When I’m stressed, I want to argue about it. I want to complain. Jodie left a comment on yesterday’s post about giving up complaining for Lent, which is brilliant, but not easy. She inspired me to weigh my words. To look for beauty in the midst of struggle. I was full of good intentions. I made myself wade through snow over my knees to find a bit of beauty in my backyard garden, and thought–I can do this.
Of course, then, life happened. A word of criticism sparked defensiveness and anger. The silence that ensued was not life-giving or reflective.
What practice do I need to engage in this Lenten season? The answer that bubbles up is grace. I need to give copious amounts of grace to others, and to myself. And it seems the path to grace begins with silence—not silent withdrawal, but silent attention. In other words, listening.

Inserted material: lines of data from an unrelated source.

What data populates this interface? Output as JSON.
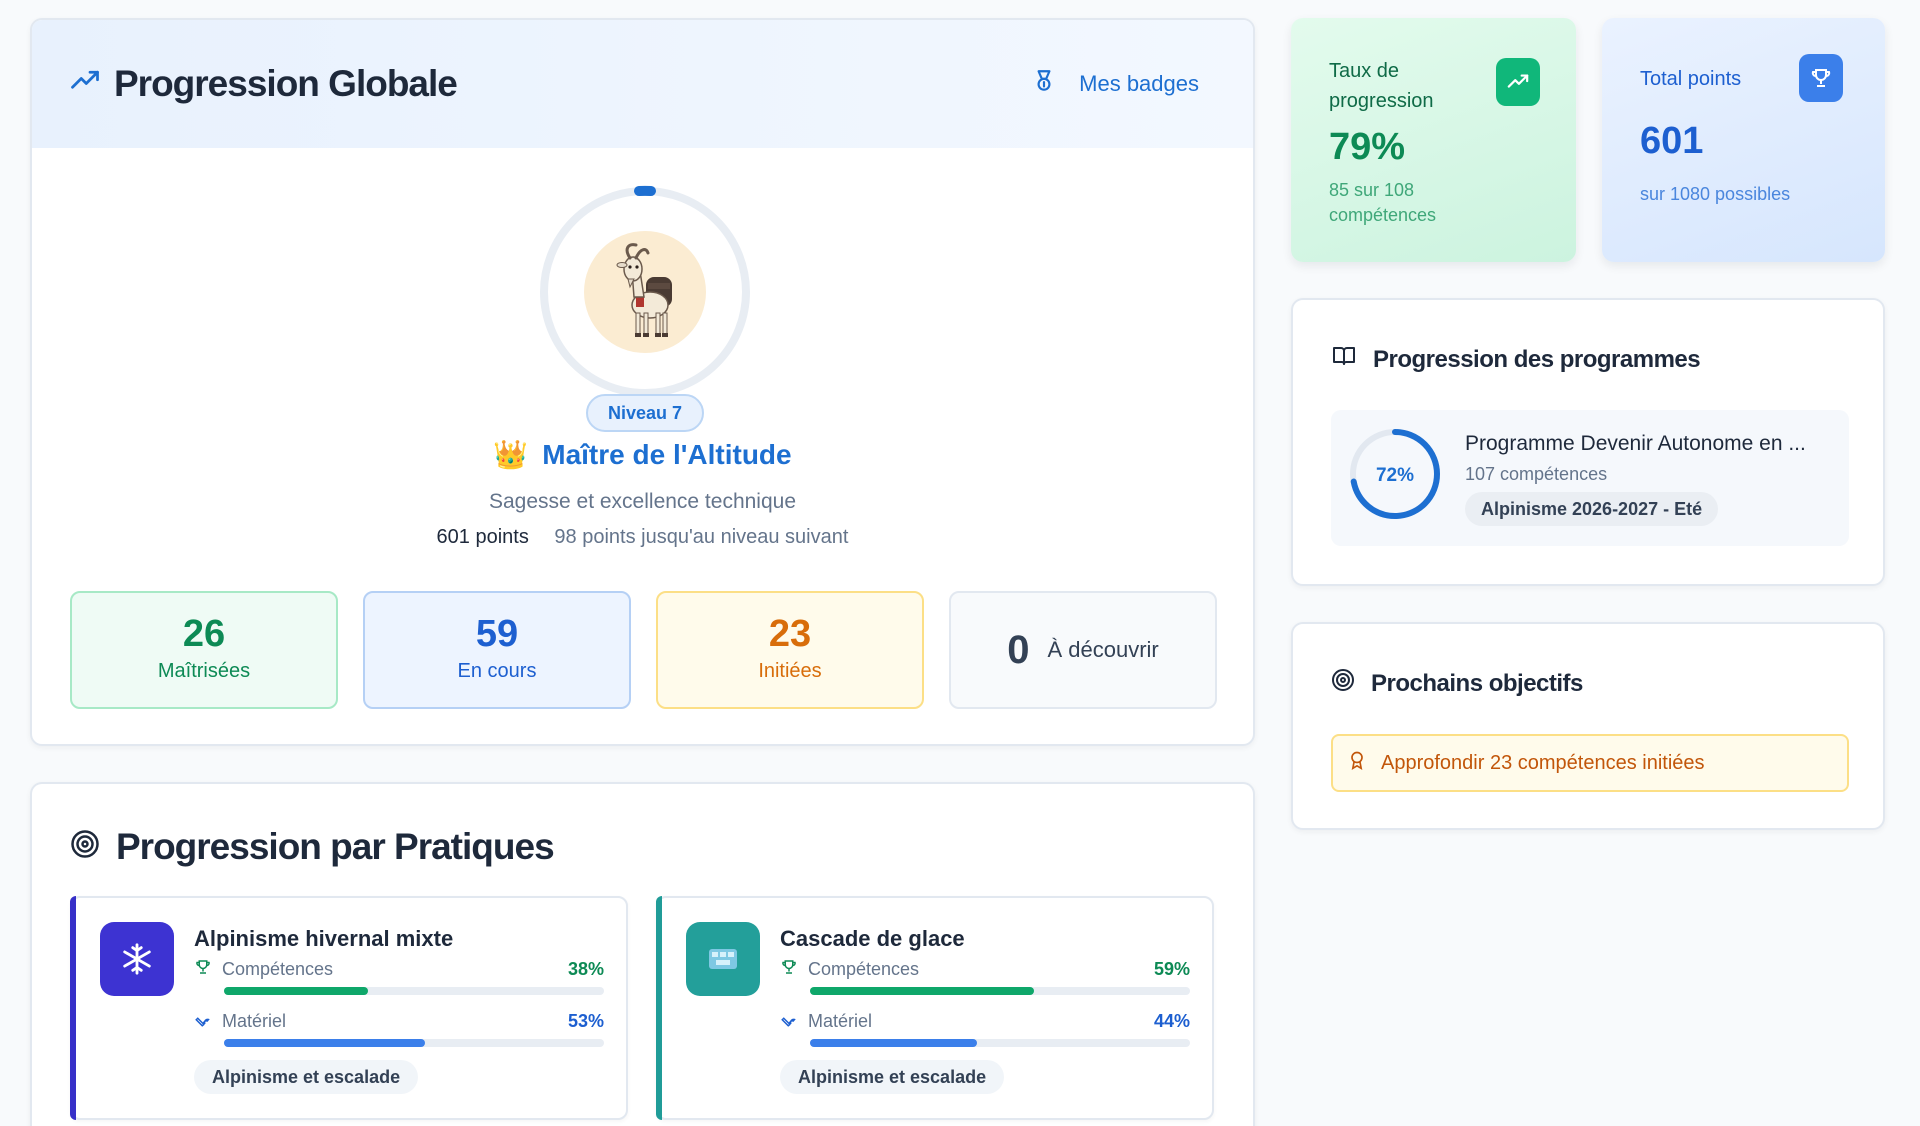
{
  "global": {
    "title": "Progression Globale",
    "badges_link": "Mes badges",
    "level": "Niveau 7",
    "rank_emoji": "👑",
    "rank_title": "Maître de l'Altitude",
    "rank_subtitle": "Sagesse et excellence technique",
    "points": "601 points",
    "next_level": "98 points jusqu'au niveau suivant",
    "stats": [
      {
        "value": "26",
        "label": "Maîtrisées"
      },
      {
        "value": "59",
        "label": "En cours"
      },
      {
        "value": "23",
        "label": "Initiées"
      },
      {
        "value": "0",
        "label": "À découvrir"
      }
    ]
  },
  "pratiques": {
    "title": "Progression par Pratiques",
    "items": [
      {
        "name": "Alpinisme hivernal mixte",
        "icon": "snowflake-icon",
        "comp_label": "Compétences",
        "comp_pct": "38%",
        "comp_value": 38,
        "mat_label": "Matériel",
        "mat_pct": "53%",
        "mat_value": 53,
        "tag": "Alpinisme et escalade"
      },
      {
        "name": "Cascade de glace",
        "icon": "ice-icon",
        "comp_label": "Compétences",
        "comp_pct": "59%",
        "comp_value": 59,
        "mat_label": "Matériel",
        "mat_pct": "44%",
        "mat_value": 44,
        "tag": "Alpinisme et escalade"
      }
    ]
  },
  "kpis": {
    "taux": {
      "label": "Taux de progression",
      "value": "79%",
      "sub": "85 sur 108 compétences"
    },
    "points": {
      "label": "Total points",
      "value": "601",
      "sub": "sur 1080 possibles"
    }
  },
  "programmes": {
    "title": "Progression des programmes",
    "items": [
      {
        "pct": "72%",
        "value": 72,
        "name": "Programme Devenir Autonome en ...",
        "count": "107 compétences",
        "tag": "Alpinisme 2026-2027 - Eté"
      }
    ]
  },
  "objectifs": {
    "title": "Prochains objectifs",
    "items": [
      {
        "text": "Approfondir 23 compétences initiées"
      }
    ]
  },
  "colors": {
    "primary": "#1d6fd1",
    "success": "#0d8a55",
    "warning": "#d86d0a"
  }
}
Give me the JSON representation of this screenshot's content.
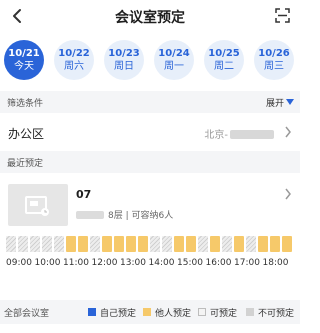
{
  "header": {
    "title": "会议室预定"
  },
  "dates": [
    {
      "date": "10/21",
      "weekday": "今天",
      "active": true
    },
    {
      "date": "10/22",
      "weekday": "周六",
      "active": false
    },
    {
      "date": "10/23",
      "weekday": "周日",
      "active": false
    },
    {
      "date": "10/24",
      "weekday": "周一",
      "active": false
    },
    {
      "date": "10/25",
      "weekday": "周二",
      "active": false
    },
    {
      "date": "10/26",
      "weekday": "周三",
      "active": false
    }
  ],
  "filter": {
    "label": "筛选条件",
    "expand_label": "展开"
  },
  "office": {
    "label": "办公区",
    "value": "北京-"
  },
  "recent": {
    "label": "最近预定"
  },
  "room": {
    "name": "07",
    "info": "8层 | 可容纳6人",
    "slots": [
      "hatched",
      "hatched",
      "hatched",
      "hatched",
      "hatched",
      "other",
      "other",
      "hatched",
      "other",
      "other",
      "other",
      "other",
      "hatched",
      "hatched",
      "other",
      "other",
      "hatched",
      "other",
      "hatched",
      "other",
      "hatched",
      "other",
      "other",
      "other"
    ],
    "times": [
      "09:00",
      "10:00",
      "11:00",
      "12:00",
      "13:00",
      "14:00",
      "15:00",
      "16:00",
      "17:00",
      "18:00"
    ]
  },
  "legend": {
    "label": "全部会议室",
    "items": [
      {
        "label": "自己预定",
        "color": "#2a64d8"
      },
      {
        "label": "他人预定",
        "color": "#f6c96a"
      },
      {
        "label": "可预定",
        "color": "#f4f4f4"
      },
      {
        "label": "不可预定",
        "color": "#d2d2d2"
      }
    ]
  }
}
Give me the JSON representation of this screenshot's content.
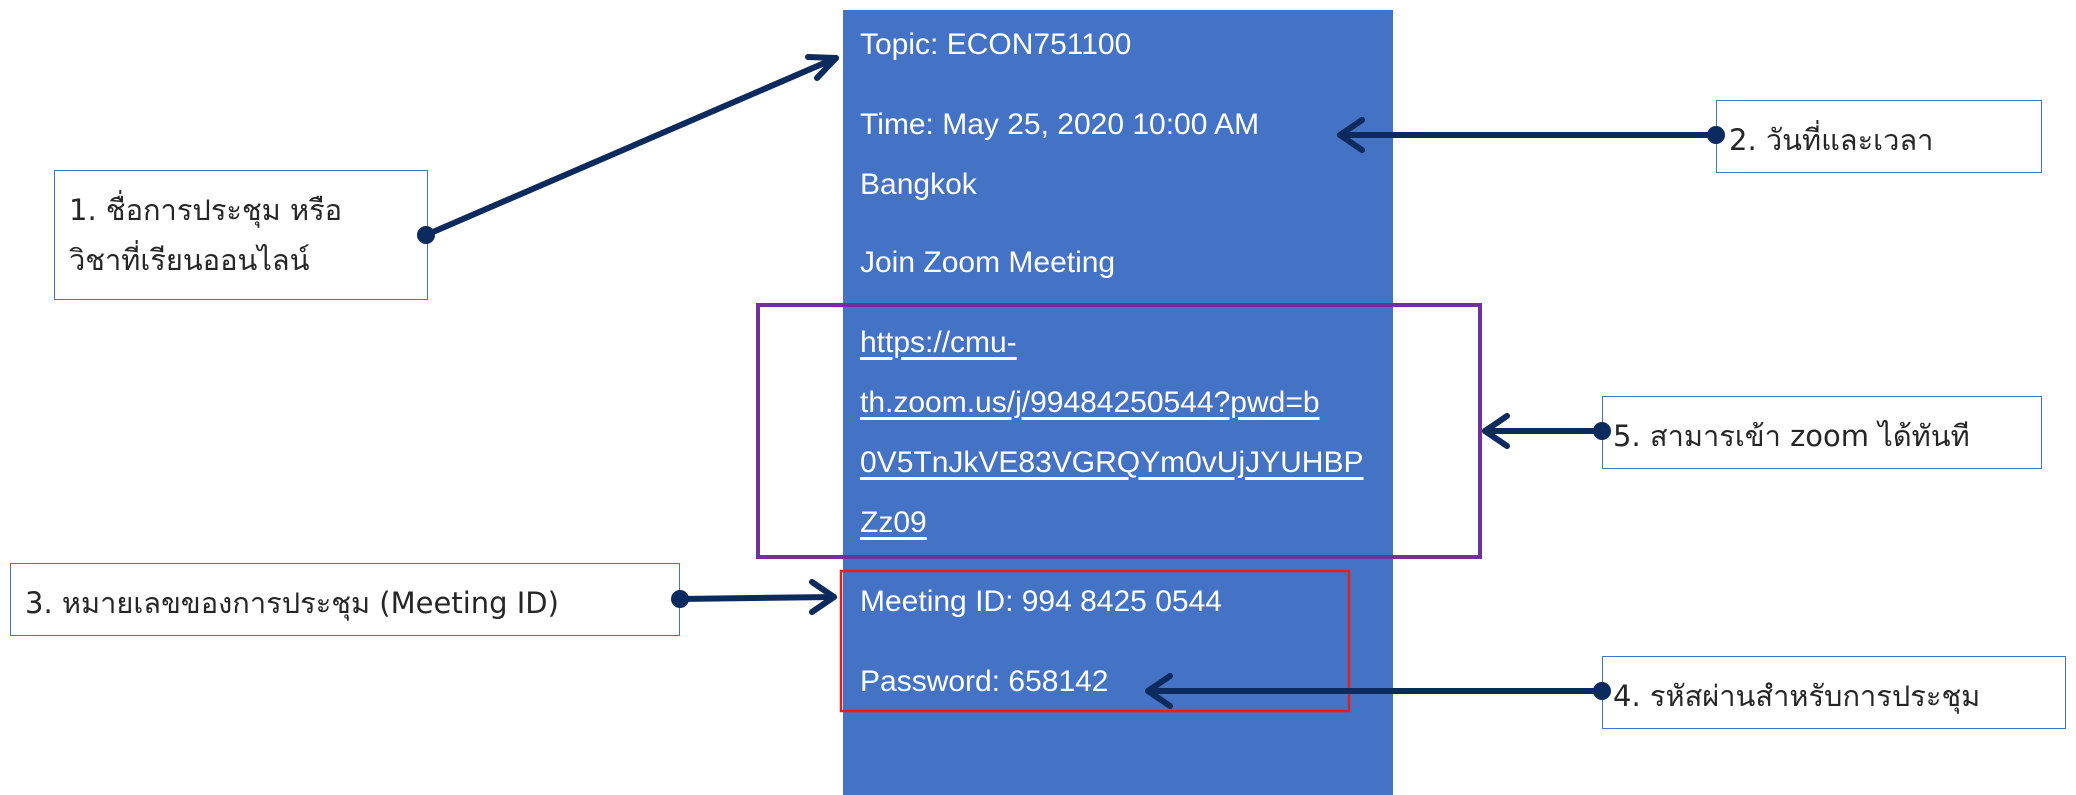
{
  "meeting": {
    "topic": "Topic: ECON751100",
    "time_line1": "Time: May 25, 2020 10:00 AM",
    "time_line2": "Bangkok",
    "join": "Join Zoom Meeting",
    "link_lines": [
      "https://cmu-",
      "th.zoom.us/j/99484250544?pwd=b",
      "0V5TnJkVE83VGRQYm0vUjJYUHBP",
      "Zz09"
    ],
    "meeting_id": "Meeting ID: 994 8425 0544",
    "password": "Password: 658142"
  },
  "callouts": {
    "c1": [
      "1. ชื่อการประชุม หรือ",
      "วิชาที่เรียนออนไลน์"
    ],
    "c2": "2. วันที่และเวลา",
    "c3": "3. หมายเลขของการประชุม (Meeting ID)",
    "c4": "4. รหัสผ่านสำหรับการประชุม",
    "c5": "5. สามารเข้า zoom ได้ทันที"
  },
  "colors": {
    "panel": "#4472c4",
    "arrow": "#0b2a5e",
    "link_box": "#7030a0",
    "credentials_box": "#e02020",
    "callout_border": "#4472c4"
  }
}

The Bible’s wisdom reminds us to be slow to speak, quick to listen, and slow to become angry. The Message translation offers this fresh take: “Lead with your ears, follow up with your tongue, and let anger straggle along in the rear. God’s righteousness doesn’t grow from human anger.” (James 1:19, MSG)
“Righteousness doesn’t grow from anger.” Well, of course. As obvious as that is, it’s hard to put into practice.
This Lent, I want to lead with my ears.
How about you?
While reading a journal I came across a discussion titled Hope and Her Daughters. Hope in this cold dark February is what I experience knowing a way is being provided. Attributed to St. Augustine, the virtue of hope has two beautiful daughters, anger and courage: anger with the way things are, and courage to change them for the better.
Anger keeps welling up in me, only mitigated by the knowledge joy and love is present. In those few times I am courageous, I reach out with the support of love, hoping God’s power will support me where God’s will leads me. As I take action to help change things, courage falters. I see many leaders in our faith communities doing the next right things always and while occasional mistakes happen, generally the exploitation of the faith community is the exception. I pray my anger for the exceptions don’t lead me away from hoping for better. A better faith, a better community, better leaders and indeed a better me. I HOPE and encourage you to hope.